A little bit closer now.

This discover was an exciting one. I imagined myself biting into a delicious, fried burger that was even more better (that’s a thing right…more better?) than the 4oz variety.  Sadly, I was mistaken.  The burger did have the nice fried qualities of a griddled burger, but the extra 2oz added too much to the middle of the burger.  It was awkwardly juicy (no one likes awkward juice…that’s what she said).  This burger has an identity crisis.  The Big Luck Burger doesn’t know if it wants to be a delicious and crispy griddled burger or a thicker, juicy burger.  I though it would work but on second though, you’ve got to make a decision.

It’s a lot like the movie Mean Girls.  In Mean Girls, Lindsay Lohan eventually has to decide if she wants to be a “Plastic” or continue to hang out with her other friends.  Lindsay joins the Plastics in order to hatch a revenge plan for one of her friends but eventually gets sucked in.  Through most of this movie, the Lohan is trying to walk the line between being a Plastic and, well, a geek.  She fails.  You can’t do both.  (OK, obviously this isn’t true. You can be nerdy and popular but that’s neither here nor there. Just accept my analogy, or if you’ve got a better one then put it in the comments).  The Big Luck Burger is a griddled burger that really wants to fit in with the bigger burgers, but when it tries it loses its identity and just becomes something worse than either of the two.  Comet would be better suited to go all out and do a greasy griddled burger or to plump things up with a traditional pub burger.


If you take nothing away from this post, you should understand that you can’t be cool and nerdy. You’ve got to pick one or the other. OK, that’s a joke. You can totally do both.  You can’t, however, be both a griddled burger and a juicy pub burger.

On to the review:

Beef (1-5): 2

– This burger is crispy but not crispy enough, juicy but not juicy enough.

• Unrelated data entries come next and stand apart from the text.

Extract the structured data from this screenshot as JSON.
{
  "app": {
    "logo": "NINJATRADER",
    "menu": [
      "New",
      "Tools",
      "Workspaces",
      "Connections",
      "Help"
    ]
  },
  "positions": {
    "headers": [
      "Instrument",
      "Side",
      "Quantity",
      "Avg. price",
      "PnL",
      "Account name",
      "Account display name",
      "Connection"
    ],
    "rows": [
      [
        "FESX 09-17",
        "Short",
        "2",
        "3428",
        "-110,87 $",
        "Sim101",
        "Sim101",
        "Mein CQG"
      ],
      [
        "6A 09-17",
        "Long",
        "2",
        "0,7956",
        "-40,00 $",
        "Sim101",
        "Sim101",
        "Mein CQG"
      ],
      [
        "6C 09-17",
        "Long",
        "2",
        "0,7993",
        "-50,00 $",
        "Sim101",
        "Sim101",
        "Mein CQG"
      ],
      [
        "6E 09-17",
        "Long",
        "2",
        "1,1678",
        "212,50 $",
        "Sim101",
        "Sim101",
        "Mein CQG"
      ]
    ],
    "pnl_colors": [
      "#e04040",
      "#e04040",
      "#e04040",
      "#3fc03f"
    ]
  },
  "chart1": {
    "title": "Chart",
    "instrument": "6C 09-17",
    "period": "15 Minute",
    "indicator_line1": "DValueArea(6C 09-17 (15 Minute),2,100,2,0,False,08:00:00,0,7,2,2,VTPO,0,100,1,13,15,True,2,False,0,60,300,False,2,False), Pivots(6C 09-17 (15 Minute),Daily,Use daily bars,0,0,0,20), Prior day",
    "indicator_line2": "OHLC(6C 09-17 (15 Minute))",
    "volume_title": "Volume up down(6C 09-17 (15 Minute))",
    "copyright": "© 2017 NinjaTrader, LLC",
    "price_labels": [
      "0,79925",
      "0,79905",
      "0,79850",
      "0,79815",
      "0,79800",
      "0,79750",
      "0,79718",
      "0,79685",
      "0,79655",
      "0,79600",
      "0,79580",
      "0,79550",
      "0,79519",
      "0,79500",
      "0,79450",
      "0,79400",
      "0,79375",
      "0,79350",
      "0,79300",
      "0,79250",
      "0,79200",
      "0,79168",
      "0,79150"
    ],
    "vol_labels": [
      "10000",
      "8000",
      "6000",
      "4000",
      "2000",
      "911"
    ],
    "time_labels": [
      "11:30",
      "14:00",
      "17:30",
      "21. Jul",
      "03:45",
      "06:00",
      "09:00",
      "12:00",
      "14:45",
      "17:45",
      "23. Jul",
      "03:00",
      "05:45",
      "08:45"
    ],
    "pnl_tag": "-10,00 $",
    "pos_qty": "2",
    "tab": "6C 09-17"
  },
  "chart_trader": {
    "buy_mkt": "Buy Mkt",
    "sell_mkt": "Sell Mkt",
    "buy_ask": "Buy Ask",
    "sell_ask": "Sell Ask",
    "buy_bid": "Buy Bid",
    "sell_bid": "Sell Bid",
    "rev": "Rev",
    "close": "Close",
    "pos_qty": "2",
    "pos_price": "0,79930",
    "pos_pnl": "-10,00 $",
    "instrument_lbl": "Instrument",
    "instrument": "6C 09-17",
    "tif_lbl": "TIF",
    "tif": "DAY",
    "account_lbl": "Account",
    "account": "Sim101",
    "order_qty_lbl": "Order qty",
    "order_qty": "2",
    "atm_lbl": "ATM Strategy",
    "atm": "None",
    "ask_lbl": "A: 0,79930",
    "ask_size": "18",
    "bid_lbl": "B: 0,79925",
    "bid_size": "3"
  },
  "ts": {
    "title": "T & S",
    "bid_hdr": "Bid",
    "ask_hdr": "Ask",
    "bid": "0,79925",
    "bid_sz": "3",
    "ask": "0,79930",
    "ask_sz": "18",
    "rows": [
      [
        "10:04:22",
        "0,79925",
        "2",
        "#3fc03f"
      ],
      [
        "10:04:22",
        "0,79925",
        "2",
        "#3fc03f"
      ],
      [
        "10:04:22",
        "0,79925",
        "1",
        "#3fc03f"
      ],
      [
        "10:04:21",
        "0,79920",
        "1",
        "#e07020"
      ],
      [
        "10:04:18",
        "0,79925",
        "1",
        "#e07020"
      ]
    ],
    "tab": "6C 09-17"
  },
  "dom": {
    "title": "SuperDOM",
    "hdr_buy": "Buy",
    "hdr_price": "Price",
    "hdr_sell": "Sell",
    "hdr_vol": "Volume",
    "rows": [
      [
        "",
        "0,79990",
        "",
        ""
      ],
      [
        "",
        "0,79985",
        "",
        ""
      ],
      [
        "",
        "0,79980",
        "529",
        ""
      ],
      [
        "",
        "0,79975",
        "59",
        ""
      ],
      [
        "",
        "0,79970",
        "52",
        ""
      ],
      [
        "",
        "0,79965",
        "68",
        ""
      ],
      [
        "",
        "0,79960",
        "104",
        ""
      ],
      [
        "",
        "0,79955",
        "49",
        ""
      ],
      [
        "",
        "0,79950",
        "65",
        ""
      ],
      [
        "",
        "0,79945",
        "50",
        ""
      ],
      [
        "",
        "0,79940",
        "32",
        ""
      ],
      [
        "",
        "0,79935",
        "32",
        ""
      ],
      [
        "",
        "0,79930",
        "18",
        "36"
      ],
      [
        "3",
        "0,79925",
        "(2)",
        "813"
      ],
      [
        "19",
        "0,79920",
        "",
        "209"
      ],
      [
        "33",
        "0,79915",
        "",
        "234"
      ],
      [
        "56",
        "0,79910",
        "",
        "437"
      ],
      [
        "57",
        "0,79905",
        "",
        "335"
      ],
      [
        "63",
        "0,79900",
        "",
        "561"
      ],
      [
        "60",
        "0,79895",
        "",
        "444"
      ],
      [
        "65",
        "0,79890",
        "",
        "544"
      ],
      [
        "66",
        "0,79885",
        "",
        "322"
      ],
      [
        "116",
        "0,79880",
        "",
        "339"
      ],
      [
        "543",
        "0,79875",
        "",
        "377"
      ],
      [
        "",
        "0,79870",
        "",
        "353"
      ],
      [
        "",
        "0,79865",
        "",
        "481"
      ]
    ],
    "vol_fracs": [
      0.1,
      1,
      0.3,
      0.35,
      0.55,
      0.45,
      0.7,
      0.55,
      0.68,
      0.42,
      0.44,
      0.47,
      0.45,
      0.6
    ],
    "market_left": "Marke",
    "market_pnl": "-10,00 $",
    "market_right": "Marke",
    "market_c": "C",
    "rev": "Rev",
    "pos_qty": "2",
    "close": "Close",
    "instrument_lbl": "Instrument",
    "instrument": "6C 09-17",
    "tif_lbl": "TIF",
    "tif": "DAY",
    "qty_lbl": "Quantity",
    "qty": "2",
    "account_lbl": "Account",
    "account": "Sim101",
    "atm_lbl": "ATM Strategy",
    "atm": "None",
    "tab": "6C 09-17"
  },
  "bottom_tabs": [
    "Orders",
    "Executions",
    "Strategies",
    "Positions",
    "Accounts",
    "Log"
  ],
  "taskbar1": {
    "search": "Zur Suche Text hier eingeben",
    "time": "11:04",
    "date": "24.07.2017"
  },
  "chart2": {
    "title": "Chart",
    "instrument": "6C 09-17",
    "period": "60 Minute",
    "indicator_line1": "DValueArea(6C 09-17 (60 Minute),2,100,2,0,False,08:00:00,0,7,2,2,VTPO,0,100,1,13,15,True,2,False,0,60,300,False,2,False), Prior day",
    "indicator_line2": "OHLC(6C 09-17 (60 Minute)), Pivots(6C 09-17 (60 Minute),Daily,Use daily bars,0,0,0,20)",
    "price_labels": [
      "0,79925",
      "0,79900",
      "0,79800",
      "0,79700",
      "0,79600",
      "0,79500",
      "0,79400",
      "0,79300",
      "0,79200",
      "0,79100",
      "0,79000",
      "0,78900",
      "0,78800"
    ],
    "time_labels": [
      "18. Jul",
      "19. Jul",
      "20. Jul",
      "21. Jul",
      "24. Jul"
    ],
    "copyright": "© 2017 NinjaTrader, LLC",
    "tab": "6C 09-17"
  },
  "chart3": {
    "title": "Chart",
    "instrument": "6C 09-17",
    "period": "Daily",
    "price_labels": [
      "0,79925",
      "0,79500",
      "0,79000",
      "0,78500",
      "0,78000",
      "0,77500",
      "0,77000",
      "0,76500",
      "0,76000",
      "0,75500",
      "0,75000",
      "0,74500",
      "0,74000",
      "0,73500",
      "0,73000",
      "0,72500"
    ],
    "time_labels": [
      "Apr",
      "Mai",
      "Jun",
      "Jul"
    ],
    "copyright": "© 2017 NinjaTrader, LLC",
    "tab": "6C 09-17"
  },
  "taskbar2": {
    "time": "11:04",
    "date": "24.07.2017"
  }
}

It needs to make a decision.  I’d err on the side of either going with cheaper beef and doing everything griddled or keeping the grass-fed beef and adding 2 more ounces to make a juicy 1/2 lb pub burger.  The fried nature of the griddled burger really hid the potentially delicious grass fed flavor of the beef.

Bun (1-5): 3 

– The bun was good. That’s most I can remember about it. It wasn’t anything special, and it would be a great compliment to a better burger. On this faux-griddled burger, it’s a pretty average bun.

Cheese (1-5): 2

– It was normal American cheese. That’s about it. Seriously. I’ve got nothing else.

Fries (1-5): 5

– The fries were really good! They were easily the best part of the mean.  They were fresh, delicious, and had the perfect level of grease.  If you go to Comet, order fries with whatever you get.  If you get a salad, get fries with it.


– Overall, Comet seems like a perfect place to grab breakfast or brunch, and THE perfect place to have a late-night breakfast or brunch.  It is not, however, the place for a burger.  Go to Comet but avoid the Big Luck Burger.

– The Big Luck Burger gets a 2 out of 5 and Comet is a 4 out of 5.